VMware VSAN [All Versions]

 

Cause

The unreliable transient condition of the device increased the time taken to declare PDL .This caused the VMs to reach a threshold post which, they either became unresponsive or crashed.

Sequence of events:

  • PSA issued aborts to controller 256 and 257:

2025-11-24T12:22:11+00:00 vmkernel: cpu72:2098044)NVMEIO:4776 cmd2Abort 0x45de9093b200, opcode 0x2, nsid 1, lba 1877732352, lbc 127

  • NvME abort command itself also got stuck so the abort processing was escalated to controller reset for vmhba7:

2025-11-24T12:22:17+00:00 vmkernel: cpu49:2098044)NVMEDEV:8260 Controller 257 state changed from 5 to 8(INRESET)
2025-11-24T12:22:17+00:00 vmkernel: cpu49:2098044)NVMEDEV:8245 Resetting controller 257 (nqn.1994-11.com.samsung:nvme:#####:2.5-inch:############)
2025-11-24T12:22:17+00:00 vmkernel: cpu49:2098044)NVMEIO:4623 Ctlr 257, abort commands stuck, escalate to controller reset
 

  • Controller 256 (vmhba6)  reset event:

2025-11-24T12:22:32.237Z Wa(180) vmkwarning: cpu49:6775399)WARNING: NVMEIO:4011 Controller 256 in state 8 or in recovery mode, bail out.

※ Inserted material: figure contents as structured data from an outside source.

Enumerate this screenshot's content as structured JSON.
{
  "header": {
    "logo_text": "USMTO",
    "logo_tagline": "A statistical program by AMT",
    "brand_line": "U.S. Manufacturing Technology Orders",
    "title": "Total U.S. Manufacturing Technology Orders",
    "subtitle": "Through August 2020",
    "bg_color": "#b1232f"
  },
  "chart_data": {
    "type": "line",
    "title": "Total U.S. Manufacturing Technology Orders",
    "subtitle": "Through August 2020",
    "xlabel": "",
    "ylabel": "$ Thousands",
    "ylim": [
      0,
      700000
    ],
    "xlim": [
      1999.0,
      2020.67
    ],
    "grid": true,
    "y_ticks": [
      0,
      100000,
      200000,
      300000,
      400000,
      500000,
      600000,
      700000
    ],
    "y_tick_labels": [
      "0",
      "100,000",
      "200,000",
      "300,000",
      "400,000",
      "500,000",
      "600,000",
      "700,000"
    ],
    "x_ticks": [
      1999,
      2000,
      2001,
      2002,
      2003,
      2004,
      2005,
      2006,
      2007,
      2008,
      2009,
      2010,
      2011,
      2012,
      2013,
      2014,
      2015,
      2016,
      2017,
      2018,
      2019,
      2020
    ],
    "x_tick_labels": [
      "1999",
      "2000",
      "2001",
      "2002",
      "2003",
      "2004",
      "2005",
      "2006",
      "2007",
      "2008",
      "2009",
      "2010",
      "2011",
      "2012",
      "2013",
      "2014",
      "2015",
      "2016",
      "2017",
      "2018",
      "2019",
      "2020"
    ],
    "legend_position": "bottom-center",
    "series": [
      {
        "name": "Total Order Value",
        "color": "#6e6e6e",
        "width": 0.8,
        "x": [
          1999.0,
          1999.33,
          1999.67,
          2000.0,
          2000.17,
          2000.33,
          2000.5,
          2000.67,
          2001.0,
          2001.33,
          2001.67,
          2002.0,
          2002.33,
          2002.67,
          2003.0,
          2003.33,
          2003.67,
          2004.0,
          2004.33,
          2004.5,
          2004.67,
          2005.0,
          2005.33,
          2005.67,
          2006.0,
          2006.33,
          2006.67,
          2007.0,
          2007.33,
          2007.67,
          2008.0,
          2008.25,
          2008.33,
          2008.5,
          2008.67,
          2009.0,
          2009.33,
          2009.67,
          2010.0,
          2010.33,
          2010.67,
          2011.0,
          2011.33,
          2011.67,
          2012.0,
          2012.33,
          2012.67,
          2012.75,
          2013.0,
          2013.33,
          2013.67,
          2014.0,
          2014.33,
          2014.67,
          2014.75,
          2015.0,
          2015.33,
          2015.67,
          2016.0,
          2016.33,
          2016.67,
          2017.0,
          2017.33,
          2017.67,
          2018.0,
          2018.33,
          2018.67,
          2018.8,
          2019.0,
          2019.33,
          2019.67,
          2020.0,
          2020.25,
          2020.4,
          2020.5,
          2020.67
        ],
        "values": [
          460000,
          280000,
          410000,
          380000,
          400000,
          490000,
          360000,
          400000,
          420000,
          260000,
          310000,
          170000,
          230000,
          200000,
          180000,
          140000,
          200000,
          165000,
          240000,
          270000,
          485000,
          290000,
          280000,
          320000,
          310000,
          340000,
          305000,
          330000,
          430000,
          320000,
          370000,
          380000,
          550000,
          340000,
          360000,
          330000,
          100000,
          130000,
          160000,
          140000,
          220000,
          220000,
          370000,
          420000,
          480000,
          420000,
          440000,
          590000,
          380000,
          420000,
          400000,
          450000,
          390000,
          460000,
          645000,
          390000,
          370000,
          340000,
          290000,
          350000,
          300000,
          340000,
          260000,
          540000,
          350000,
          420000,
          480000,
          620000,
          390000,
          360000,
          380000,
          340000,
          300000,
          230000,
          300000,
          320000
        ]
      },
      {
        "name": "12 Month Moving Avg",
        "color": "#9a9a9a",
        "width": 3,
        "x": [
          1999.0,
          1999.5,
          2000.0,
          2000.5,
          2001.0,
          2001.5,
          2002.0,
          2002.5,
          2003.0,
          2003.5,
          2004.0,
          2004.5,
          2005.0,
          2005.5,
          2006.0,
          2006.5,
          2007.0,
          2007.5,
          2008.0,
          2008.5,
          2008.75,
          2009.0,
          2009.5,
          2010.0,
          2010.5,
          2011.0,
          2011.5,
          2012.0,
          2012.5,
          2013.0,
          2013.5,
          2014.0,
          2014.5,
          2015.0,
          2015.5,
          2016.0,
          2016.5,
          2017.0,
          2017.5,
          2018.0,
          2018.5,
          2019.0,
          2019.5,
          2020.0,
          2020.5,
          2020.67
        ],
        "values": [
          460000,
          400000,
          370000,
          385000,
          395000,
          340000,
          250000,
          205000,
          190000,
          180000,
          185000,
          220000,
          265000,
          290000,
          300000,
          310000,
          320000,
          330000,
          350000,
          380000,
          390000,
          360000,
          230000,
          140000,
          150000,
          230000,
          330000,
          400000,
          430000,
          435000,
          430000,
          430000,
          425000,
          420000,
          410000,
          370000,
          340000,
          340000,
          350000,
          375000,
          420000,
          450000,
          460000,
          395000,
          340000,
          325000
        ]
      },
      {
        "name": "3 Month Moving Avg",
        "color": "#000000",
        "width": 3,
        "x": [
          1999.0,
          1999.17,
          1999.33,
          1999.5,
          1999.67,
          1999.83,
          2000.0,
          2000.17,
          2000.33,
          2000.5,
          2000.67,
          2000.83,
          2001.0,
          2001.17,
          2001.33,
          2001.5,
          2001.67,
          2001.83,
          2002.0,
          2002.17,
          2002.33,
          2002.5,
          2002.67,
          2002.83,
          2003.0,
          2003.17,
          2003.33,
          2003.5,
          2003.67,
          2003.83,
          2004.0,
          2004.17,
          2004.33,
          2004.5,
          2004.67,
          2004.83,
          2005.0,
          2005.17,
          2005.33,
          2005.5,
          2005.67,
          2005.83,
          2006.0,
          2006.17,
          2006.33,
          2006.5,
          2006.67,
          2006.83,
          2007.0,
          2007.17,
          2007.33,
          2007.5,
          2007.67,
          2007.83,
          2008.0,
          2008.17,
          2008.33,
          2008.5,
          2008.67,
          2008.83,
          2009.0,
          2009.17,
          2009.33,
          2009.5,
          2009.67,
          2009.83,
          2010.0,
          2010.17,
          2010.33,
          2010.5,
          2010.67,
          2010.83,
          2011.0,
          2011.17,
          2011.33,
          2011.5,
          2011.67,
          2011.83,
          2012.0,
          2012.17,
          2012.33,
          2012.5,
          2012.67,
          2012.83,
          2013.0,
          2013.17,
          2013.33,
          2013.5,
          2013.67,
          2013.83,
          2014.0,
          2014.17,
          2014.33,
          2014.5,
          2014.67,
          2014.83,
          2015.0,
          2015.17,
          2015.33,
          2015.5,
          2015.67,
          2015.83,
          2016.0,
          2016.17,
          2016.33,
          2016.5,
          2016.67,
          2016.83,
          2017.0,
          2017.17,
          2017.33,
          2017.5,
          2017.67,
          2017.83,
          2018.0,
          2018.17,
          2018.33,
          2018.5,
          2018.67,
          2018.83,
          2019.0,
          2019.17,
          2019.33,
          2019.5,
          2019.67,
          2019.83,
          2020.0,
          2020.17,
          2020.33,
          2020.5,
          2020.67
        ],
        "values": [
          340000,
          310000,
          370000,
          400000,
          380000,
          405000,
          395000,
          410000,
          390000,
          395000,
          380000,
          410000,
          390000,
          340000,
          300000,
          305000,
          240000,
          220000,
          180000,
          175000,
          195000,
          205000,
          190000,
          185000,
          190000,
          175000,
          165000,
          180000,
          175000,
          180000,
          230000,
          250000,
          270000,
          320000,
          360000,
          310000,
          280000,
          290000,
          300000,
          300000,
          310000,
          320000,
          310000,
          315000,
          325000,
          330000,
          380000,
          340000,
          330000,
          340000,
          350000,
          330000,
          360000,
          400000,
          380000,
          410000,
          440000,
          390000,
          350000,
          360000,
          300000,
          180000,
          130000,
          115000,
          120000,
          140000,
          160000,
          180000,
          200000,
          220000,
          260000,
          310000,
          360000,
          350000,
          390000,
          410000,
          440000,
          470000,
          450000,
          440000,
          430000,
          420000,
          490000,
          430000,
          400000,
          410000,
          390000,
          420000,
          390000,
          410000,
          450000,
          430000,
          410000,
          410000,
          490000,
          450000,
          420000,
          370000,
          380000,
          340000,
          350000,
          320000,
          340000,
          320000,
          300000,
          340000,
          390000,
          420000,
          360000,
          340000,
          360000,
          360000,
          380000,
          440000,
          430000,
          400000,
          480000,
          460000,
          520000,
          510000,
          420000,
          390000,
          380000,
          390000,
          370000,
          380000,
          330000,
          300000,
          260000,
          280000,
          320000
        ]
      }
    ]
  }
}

  • Disk repair event logged by LSOM :

2025-11-24T12:22:41.074Z In(14) vobd[2097955]:  [vSANCorrelator] 4075554822606us: [esx.problem.vob.vsan.lsom.devicerepair] Device ########-####-####-####-############ is in offline state and is getting repaired.

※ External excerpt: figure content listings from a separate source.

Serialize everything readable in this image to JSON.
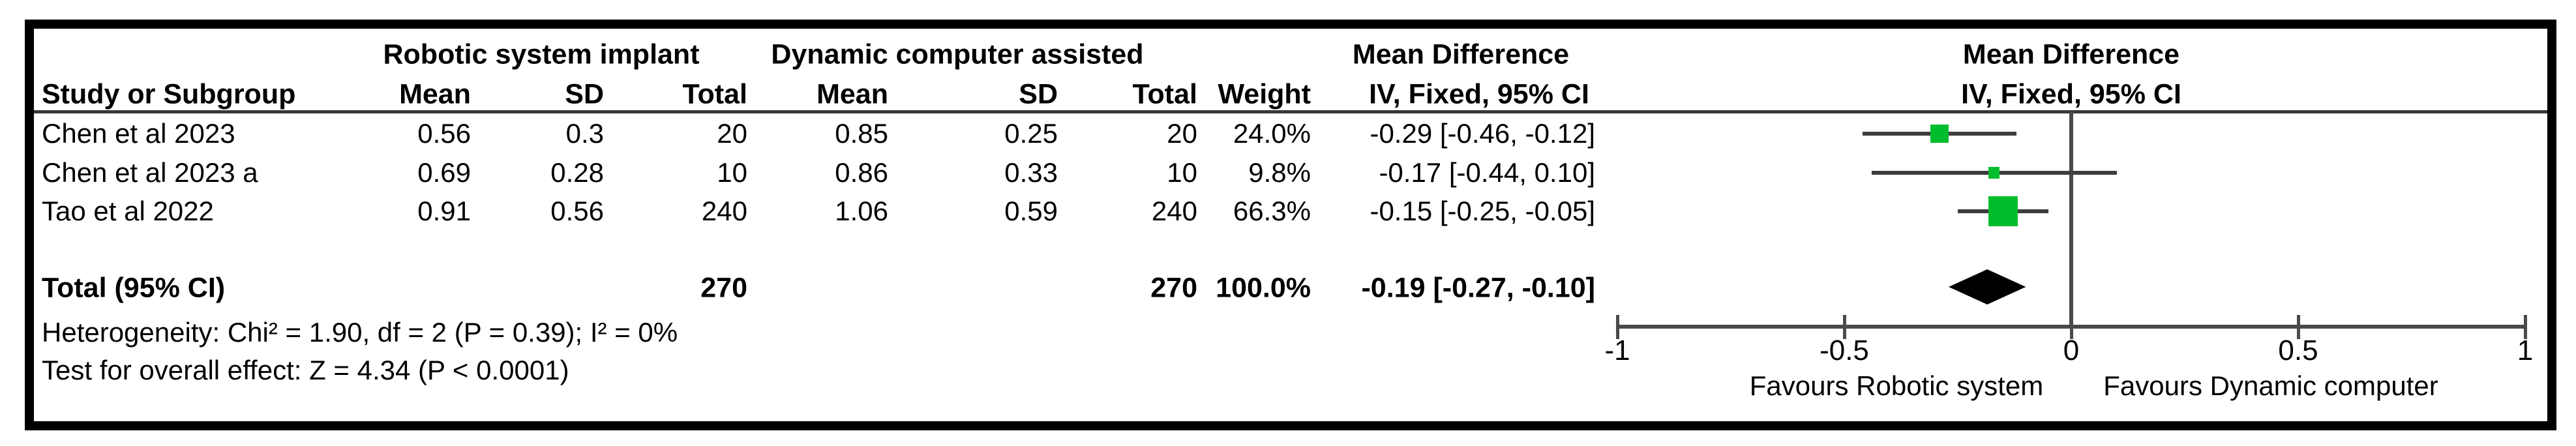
{
  "headers": {
    "group1": "Robotic system implant",
    "group2": "Dynamic computer assisted",
    "mean_difference": "Mean Difference",
    "method_ci": "IV, Fixed, 95% CI",
    "study": "Study or Subgroup",
    "mean": "Mean",
    "sd": "SD",
    "total": "Total",
    "weight": "Weight"
  },
  "table": {
    "rows": [
      {
        "study": "Chen et al 2023",
        "mean1": "0.56",
        "sd1": "0.3",
        "total1": "20",
        "mean2": "0.85",
        "sd2": "0.25",
        "total2": "20",
        "weight": "24.0%",
        "ci": "-0.29 [-0.46, -0.12]"
      },
      {
        "study": "Chen et al 2023 a",
        "mean1": "0.69",
        "sd1": "0.28",
        "total1": "10",
        "mean2": "0.86",
        "sd2": "0.33",
        "total2": "10",
        "weight": "9.8%",
        "ci": "-0.17 [-0.44, 0.10]"
      },
      {
        "study": "Tao et al 2022",
        "mean1": "0.91",
        "sd1": "0.56",
        "total1": "240",
        "mean2": "1.06",
        "sd2": "0.59",
        "total2": "240",
        "weight": "66.3%",
        "ci": "-0.15 [-0.25, -0.05]"
      }
    ]
  },
  "total_row": {
    "label": "Total (95% CI)",
    "total1": "270",
    "total2": "270",
    "weight": "100.0%",
    "ci": "-0.19 [-0.27, -0.10]"
  },
  "footnotes": {
    "heterogeneity": "Heterogeneity: Chi² = 1.90, df = 2 (P = 0.39); I² = 0%",
    "overall_effect": "Test for overall effect: Z = 4.34 (P < 0.0001)"
  },
  "chart_data": {
    "type": "forest",
    "effect_measure": "Mean Difference",
    "method": "IV, Fixed, 95% CI",
    "xlim": [
      -1,
      1
    ],
    "xticks": [
      -1,
      -0.5,
      0,
      0.5,
      1
    ],
    "studies": [
      {
        "name": "Chen et al 2023",
        "md": -0.29,
        "ci_low": -0.46,
        "ci_high": -0.12,
        "weight_pct": 24.0
      },
      {
        "name": "Chen et al 2023 a",
        "md": -0.17,
        "ci_low": -0.44,
        "ci_high": 0.1,
        "weight_pct": 9.8
      },
      {
        "name": "Tao et al 2022",
        "md": -0.15,
        "ci_low": -0.25,
        "ci_high": -0.05,
        "weight_pct": 66.3
      }
    ],
    "total": {
      "name": "Total (95% CI)",
      "md": -0.19,
      "ci_low": -0.27,
      "ci_high": -0.1,
      "weight_pct": 100.0
    },
    "favours_left": "Favours Robotic system",
    "favours_right": "Favours Dynamic computer",
    "legend_position": "bottom"
  },
  "colors": {
    "marker_green": "#00BD2D",
    "line_gray": "#3d3d3d",
    "axis_gray": "#4a4a4a",
    "diamond_black": "#000000",
    "frame_black": "#000000"
  }
}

  • vmware.log of the affected VM shows the write IO successful event indicates the transient condition:

2025-11-24T12:23:33.619Z No(00) Upcall-38797af - UNUSUAL: Successful write to '/vmfs/volumes/vsan:##############-###############/########-####-###-####-#########/vmware.log' took 41.631960 seconds.

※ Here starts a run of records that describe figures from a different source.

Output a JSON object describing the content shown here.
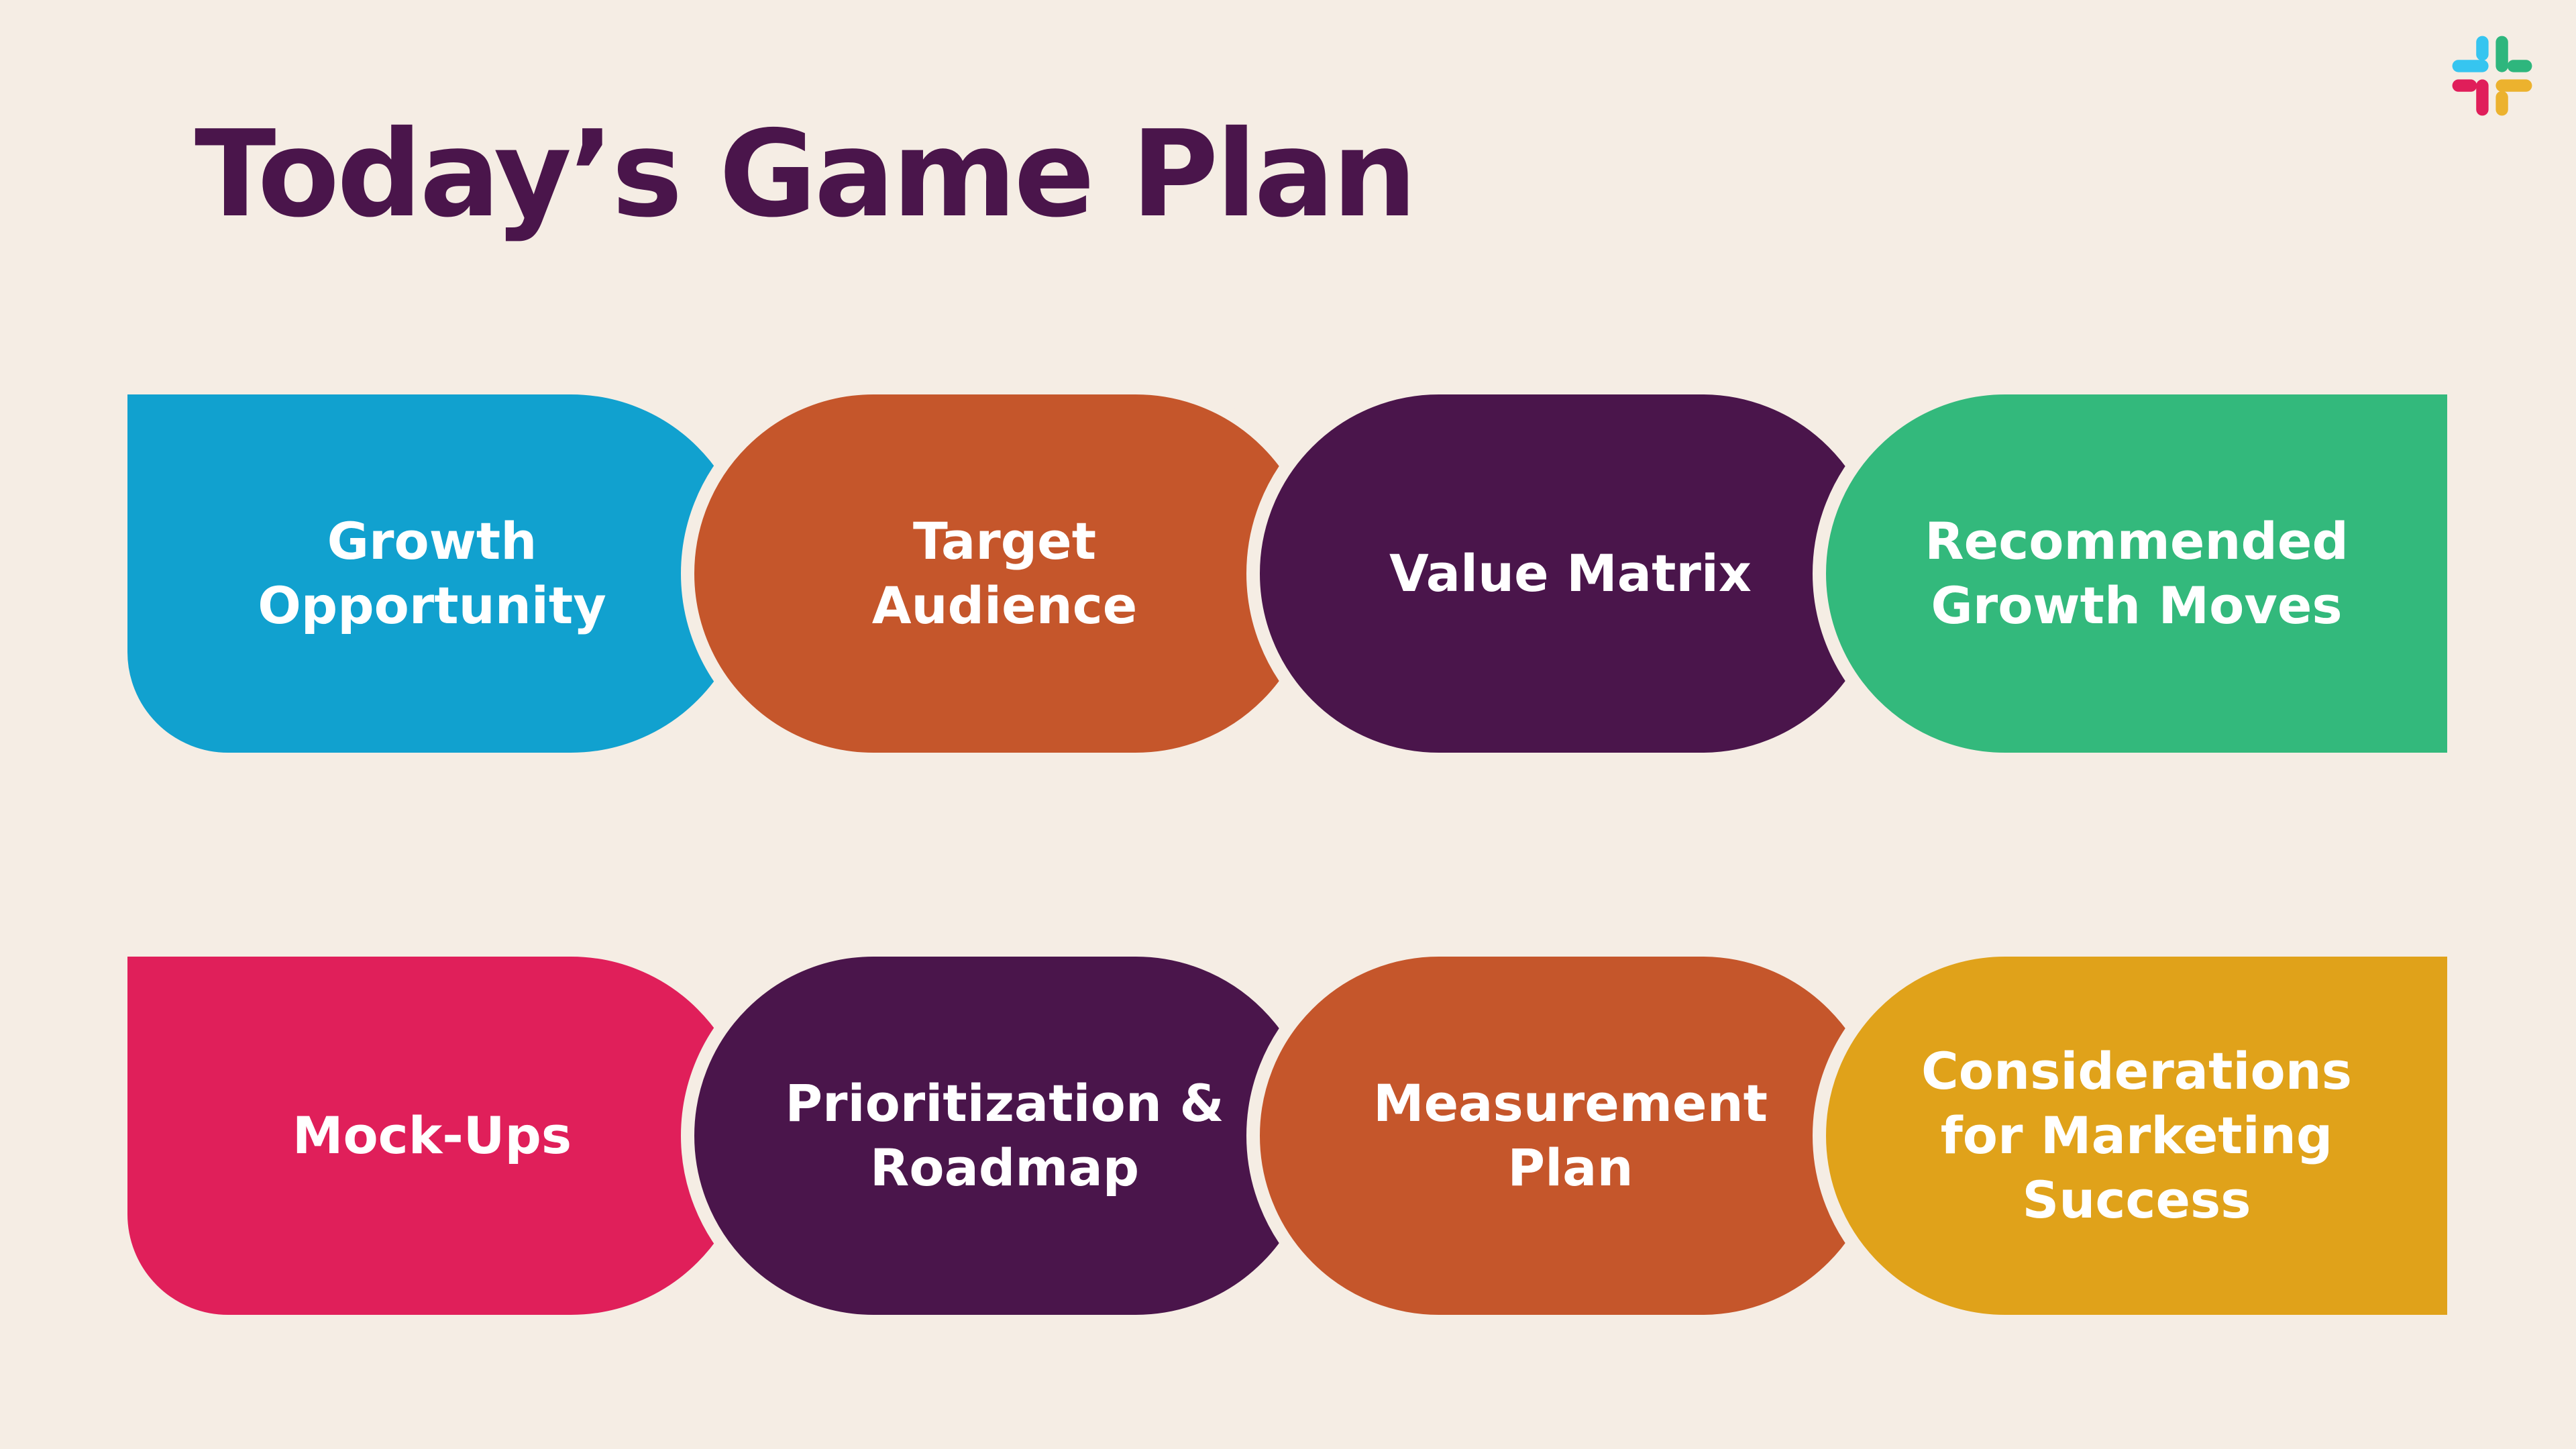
{
  "title": "Today’s Game Plan",
  "logo": {
    "name": "slack-logo-icon",
    "colors": [
      "#36c5f0",
      "#2eb67d",
      "#ecb22e",
      "#e01e5a"
    ]
  },
  "colors": {
    "background": "#f5ede4",
    "title": "#4a154b"
  },
  "agenda": [
    {
      "label": "Growth\nOpportunity",
      "color": "#11a1cf"
    },
    {
      "label": "Target\nAudience",
      "color": "#c5562b"
    },
    {
      "label": "Value Matrix",
      "color": "#4a154b"
    },
    {
      "label": "Recommended\nGrowth Moves",
      "color": "#33b97c"
    },
    {
      "label": "Mock-Ups",
      "color": "#e01f5a"
    },
    {
      "label": "Prioritization &\nRoadmap",
      "color": "#4a154b"
    },
    {
      "label": "Measurement\nPlan",
      "color": "#c5562b"
    },
    {
      "label": "Considerations\nfor Marketing\nSuccess",
      "color": "#e0a21a"
    }
  ]
}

  • VM hard reset event after waiting for a long time to get a response to its I/Os:

2025-11-24T12:23:39.105Z In(05) vcpu-0 - Chipset: The guest has requested that the virtual machine be hard reset.

  • PDL event on vmhba6 and vmhba7:

2025-11-24T12:24:30.757Z Wa(180) vmkwarning: cpu4:2097848)WARNING: StorageDevice: 11908: PDL set on device path vmhba6:C0:T0:L0

2025-11-24T12:24:24.586Z Wa(180) vmkwarning: cpu4:2097848)WARNING: StorageDevice: 11908: PDL set on device path vmhba7:C0:T0:L0

Resolution

Engage the hardware vendor for transient issue with the NVMe drives to investigate potential hardware or firmware-related causes, as such errors often originate from underlying hardware issue.